January 14, 2009
More rockets fired from Lebanon into Israel
For the second time in a week, rockets were fired into Israel from southern Lebanon in an apparent effort by Hamas to open a second front in the war:
There was no claim of responsibility for the rockets, which landed near the town of Kiryat Shemona. Hezbollah, the Iranian-backed guerrilla group that fought a monthlong war with Israel in 2006, had denied involvement in the earlier attack.
In Gaza, the Israeli military said its warplanes and helicopter gunships hit at least 60 targets early today, including more than 30 weapons-smuggling tunnels from Egypt.
A broad coalition of Israeli human-rights groups today decried the toll the fighting has taken on Gaza's civilians and suggested war crimes could be involved.
The fighting has weakened the military power of Hamas, and its political leadership is divided over plans for a possible cease-fire. But an Israeli intelligence official said Tuesday that the radical group remained dangerous, with 15,000 fighters, tunnels and a sophisticated arsenal of rockets and antitank weapons.
The senior official's assessment was delivered in a news briefing on a day when Israeli ground forces and Hamas militants battled in a neighborhood of high-rise apartments in southeastern Gaza City. Civilians fled as Israeli units, backed by shelling from warships near the seaside enclave, edged deeper into the city but appeared to stop short of Hamas strongholds.
The progress of the IDF is necessarily slow due to the huge numbers of civilians which gives the lie to Hamas claims of wanton slaughter.
The Israeli intelligence official, who spoke on customary condition of anonymity because of security concerns, did not underestimate Hamas but indicated that the group had been overwhelmed by 18 days of bombardment. The official said Hamas was not significantly tapping its caches of antitank and antiaircraft missiles but was occasionally using suicide bombers to spearhead combat missions.

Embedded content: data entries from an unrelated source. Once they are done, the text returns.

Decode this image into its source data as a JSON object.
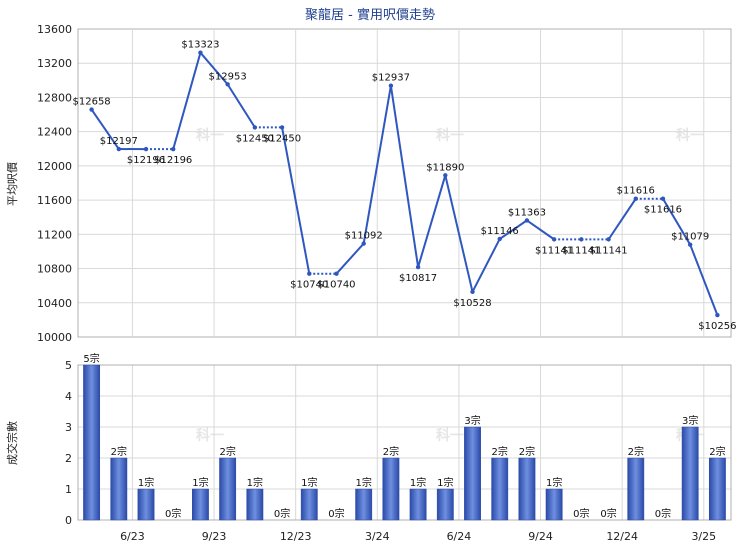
{
  "chart_title": "聚龍居 - 實用呎價走勢",
  "chart_data": [
    {
      "type": "line",
      "title": "聚龍居 - 實用呎價走勢",
      "ylabel": "平均呎價",
      "ylim": [
        10000,
        13600
      ],
      "yticks": [
        "10000",
        "10400",
        "10800",
        "11200",
        "11600",
        "12000",
        "12400",
        "12800",
        "13200",
        "13600"
      ],
      "grid": true,
      "series": [
        {
          "values": [
            12658,
            12197,
            12196,
            12196,
            13323,
            12953,
            12450,
            12450,
            10740,
            10740,
            11092,
            12937,
            10817,
            11890,
            10528,
            11146,
            11363,
            11141,
            11141,
            11141,
            11616,
            11616,
            11079,
            10256
          ],
          "labels": [
            "$12658",
            "$12197",
            "$12196",
            "$12196",
            "$13323",
            "$12953",
            "$12450",
            "$12450",
            "$10740",
            "$10740",
            "$11092",
            "$12937",
            "$10817",
            "$11890",
            "$10528",
            "$11146",
            "$11363",
            "$11141",
            "$11141",
            "$11141",
            "$11616",
            "$11616",
            "$11079",
            "$10256"
          ],
          "carried": [
            false,
            false,
            false,
            true,
            false,
            false,
            false,
            true,
            false,
            true,
            false,
            false,
            false,
            false,
            false,
            false,
            false,
            false,
            true,
            true,
            false,
            true,
            false,
            false
          ]
        }
      ]
    },
    {
      "type": "bar",
      "ylabel": "成交宗數",
      "ylim": [
        0,
        5
      ],
      "yticks": [
        "0",
        "1",
        "2",
        "3",
        "4",
        "5"
      ],
      "x_tick_labels": [
        "6/23",
        "9/23",
        "12/23",
        "3/24",
        "6/24",
        "9/24",
        "12/24",
        "3/25"
      ],
      "values": [
        5,
        2,
        1,
        0,
        1,
        2,
        1,
        0,
        1,
        0,
        1,
        2,
        1,
        1,
        3,
        2,
        2,
        1,
        0,
        0,
        2,
        0,
        3,
        2
      ],
      "labels": [
        "5宗",
        "2宗",
        "1宗",
        "0宗",
        "1宗",
        "2宗",
        "1宗",
        "0宗",
        "1宗",
        "0宗",
        "1宗",
        "2宗",
        "1宗",
        "1宗",
        "3宗",
        "2宗",
        "2宗",
        "1宗",
        "0宗",
        "0宗",
        "2宗",
        "0宗",
        "3宗",
        "2宗"
      ]
    }
  ],
  "colors": {
    "line": "#2f57c0",
    "bar_dark": "#2a4aa8",
    "bar_light": "#6f8fe0",
    "grid": "#d9d9d9",
    "title": "#1f3f8f"
  },
  "watermark_text": "科一"
}
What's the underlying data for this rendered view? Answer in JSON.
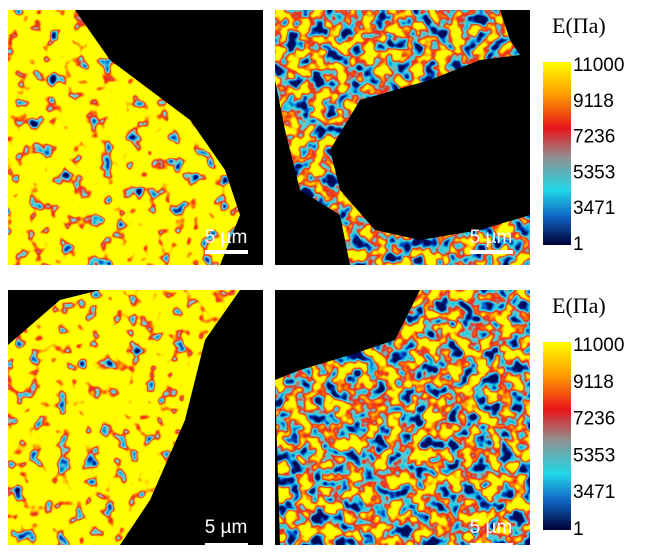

"The level of damage to Hamas' military wing is less than the damage" to its civil infrastructure, the official said. "I think they will try to do their best to hit us, to come up with some symbolic achievement, a suicide operation or the kidnapping of an Israeli soldier."
Hamas officials have said the Islamic militant group's fighters are resilient and that its military wing is choosing when it will engage Israeli forces.
But the intelligence official said Israeli airstrikes had destroyed much of Hamas' rocket-launching capability. Two weeks ago, Hamas was firing about 80 missiles a day into southern Israel; the number has dropped to about 20 in recent days, On Tuesday the military said 18 rockets and mortars landed in Israel.
That's the bottom line for Israel; preventing Hamas from threatening the lives of its citizens. It is apparent than rather than trying to destroy Hamas - a daunting task considering the number of fighters and where they are located - the IDF seems content with preventing the terrorists from mounting any kind of offensive operation against Israeli soil. They are coming close to achieving that goal and no amount of spin from Hamas will alter the fact that they are being pounded.